Nel tuo spettacolo c’è parecchio materiale autobiografico in cui il pubblico riconosce sicuramente il più generale conflitto tra il cinismo dettato dalle delusioni e la speranza che l’amore possa ancora esistere. La tua è un’indagine sociologica fine a se stessa o potrebbe contenere degli spunti di riflessione, una sorta di manuale per affrontare l’amore 2.0?
Diciamo che, ahimè, sono una grande collezionista di delusioni amorose e che per molto tempo, mi sono sentita un po’ la “sfigata” a cui non capitavano altro che casi umani. Quando ho iniziato a raccontare qualcuno dei miei aneddoti, ho capito che non ero la sola a sentirmi in quel modo e che, il fatto che raccontassi le mie disavventure amorose, faceva sentire meno sole anche le persone che mi ascoltavano e che magari avevano avuto dei trascorsi simili. Non penso che la mia sia una missione, né penso di parlare di temi così originali da strapparsi i capelli.
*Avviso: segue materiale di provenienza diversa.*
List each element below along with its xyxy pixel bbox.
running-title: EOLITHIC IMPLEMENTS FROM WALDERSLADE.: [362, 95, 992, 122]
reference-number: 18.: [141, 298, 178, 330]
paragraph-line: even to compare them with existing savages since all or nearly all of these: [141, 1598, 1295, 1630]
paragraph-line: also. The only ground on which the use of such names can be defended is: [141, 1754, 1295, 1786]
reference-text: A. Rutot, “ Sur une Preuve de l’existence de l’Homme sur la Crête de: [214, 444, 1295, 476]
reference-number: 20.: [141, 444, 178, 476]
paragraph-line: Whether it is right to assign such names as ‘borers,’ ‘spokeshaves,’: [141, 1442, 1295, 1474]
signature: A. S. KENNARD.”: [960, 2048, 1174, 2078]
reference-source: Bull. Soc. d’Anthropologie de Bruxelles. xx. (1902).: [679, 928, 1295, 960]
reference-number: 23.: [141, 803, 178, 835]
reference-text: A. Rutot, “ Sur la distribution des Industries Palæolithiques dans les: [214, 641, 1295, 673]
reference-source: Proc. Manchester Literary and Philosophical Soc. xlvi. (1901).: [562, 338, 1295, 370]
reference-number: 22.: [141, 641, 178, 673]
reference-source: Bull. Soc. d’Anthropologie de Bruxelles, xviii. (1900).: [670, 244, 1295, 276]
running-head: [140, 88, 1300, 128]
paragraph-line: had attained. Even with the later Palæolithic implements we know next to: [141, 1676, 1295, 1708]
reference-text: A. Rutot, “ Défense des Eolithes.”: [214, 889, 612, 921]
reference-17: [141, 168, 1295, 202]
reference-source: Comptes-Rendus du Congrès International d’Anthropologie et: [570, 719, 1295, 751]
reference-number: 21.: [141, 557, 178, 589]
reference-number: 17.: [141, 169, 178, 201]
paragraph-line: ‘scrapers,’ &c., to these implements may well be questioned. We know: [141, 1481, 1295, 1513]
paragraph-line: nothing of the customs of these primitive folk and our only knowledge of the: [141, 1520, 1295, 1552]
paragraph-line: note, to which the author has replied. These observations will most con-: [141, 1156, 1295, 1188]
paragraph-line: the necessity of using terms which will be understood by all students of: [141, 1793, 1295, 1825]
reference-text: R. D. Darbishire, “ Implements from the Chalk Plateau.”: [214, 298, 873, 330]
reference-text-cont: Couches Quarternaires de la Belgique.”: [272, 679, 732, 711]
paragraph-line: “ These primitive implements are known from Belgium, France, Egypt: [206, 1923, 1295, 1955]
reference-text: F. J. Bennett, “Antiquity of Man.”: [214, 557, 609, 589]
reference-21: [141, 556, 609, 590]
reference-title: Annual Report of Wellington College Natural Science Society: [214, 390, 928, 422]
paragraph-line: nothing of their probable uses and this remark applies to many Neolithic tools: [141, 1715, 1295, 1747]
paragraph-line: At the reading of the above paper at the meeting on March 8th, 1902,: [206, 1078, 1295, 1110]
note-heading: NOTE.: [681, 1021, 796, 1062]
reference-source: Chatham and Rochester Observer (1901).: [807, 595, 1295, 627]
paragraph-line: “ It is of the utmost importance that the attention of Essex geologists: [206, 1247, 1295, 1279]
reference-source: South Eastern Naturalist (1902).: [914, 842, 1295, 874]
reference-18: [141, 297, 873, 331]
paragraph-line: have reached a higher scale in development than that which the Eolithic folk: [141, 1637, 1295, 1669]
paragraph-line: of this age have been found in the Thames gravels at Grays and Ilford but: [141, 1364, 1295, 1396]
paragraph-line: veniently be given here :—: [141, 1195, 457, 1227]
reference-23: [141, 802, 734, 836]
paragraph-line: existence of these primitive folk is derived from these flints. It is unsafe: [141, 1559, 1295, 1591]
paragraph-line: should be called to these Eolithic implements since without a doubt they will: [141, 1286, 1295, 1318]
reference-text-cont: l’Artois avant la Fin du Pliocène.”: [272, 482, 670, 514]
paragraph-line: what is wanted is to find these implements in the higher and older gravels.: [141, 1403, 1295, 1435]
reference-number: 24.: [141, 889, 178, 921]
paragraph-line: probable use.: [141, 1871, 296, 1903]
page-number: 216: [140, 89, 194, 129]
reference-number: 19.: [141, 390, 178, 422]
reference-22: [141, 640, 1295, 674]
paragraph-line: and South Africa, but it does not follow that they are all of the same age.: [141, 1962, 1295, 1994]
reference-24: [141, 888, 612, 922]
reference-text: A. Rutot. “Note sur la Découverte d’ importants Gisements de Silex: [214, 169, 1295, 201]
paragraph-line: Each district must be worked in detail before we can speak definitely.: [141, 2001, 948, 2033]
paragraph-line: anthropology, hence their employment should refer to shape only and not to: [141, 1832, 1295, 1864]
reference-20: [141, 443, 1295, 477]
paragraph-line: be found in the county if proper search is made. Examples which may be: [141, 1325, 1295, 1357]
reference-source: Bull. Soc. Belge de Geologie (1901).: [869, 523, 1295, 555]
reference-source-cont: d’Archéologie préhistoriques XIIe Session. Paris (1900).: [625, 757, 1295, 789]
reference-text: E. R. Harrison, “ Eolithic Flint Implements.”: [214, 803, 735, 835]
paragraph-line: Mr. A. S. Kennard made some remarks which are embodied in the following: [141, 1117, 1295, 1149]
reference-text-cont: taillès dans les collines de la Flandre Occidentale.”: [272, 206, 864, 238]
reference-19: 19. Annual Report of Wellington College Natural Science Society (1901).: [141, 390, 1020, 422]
Ma mi piace dare voce ad alcune mie riflessioni o alle mie esperienze personali e condividerle, proprio perché dalla risposta che mi arriva, deduco che sono riflessioni ed esperienze che non appartengono solo ed esclusivamente a me. Siamo abituati a doverci mostrare sempre forti, vincenti. Ma ritengo che raccontare le proprie sconfitte e le proprie fragilità sia molto più utile. Perché quando vediamo Paperino che scivola sulla buccia di banana, cade, si fa male e poi si rialza, la volta in cui poi capiterà a noi di scivolare sulla buccia di banana, sicuramente ci farà meno paura perché sapremo già che dopo, nonostante la botta, è possibile rialzarsi. E magari ci rideremo pure su.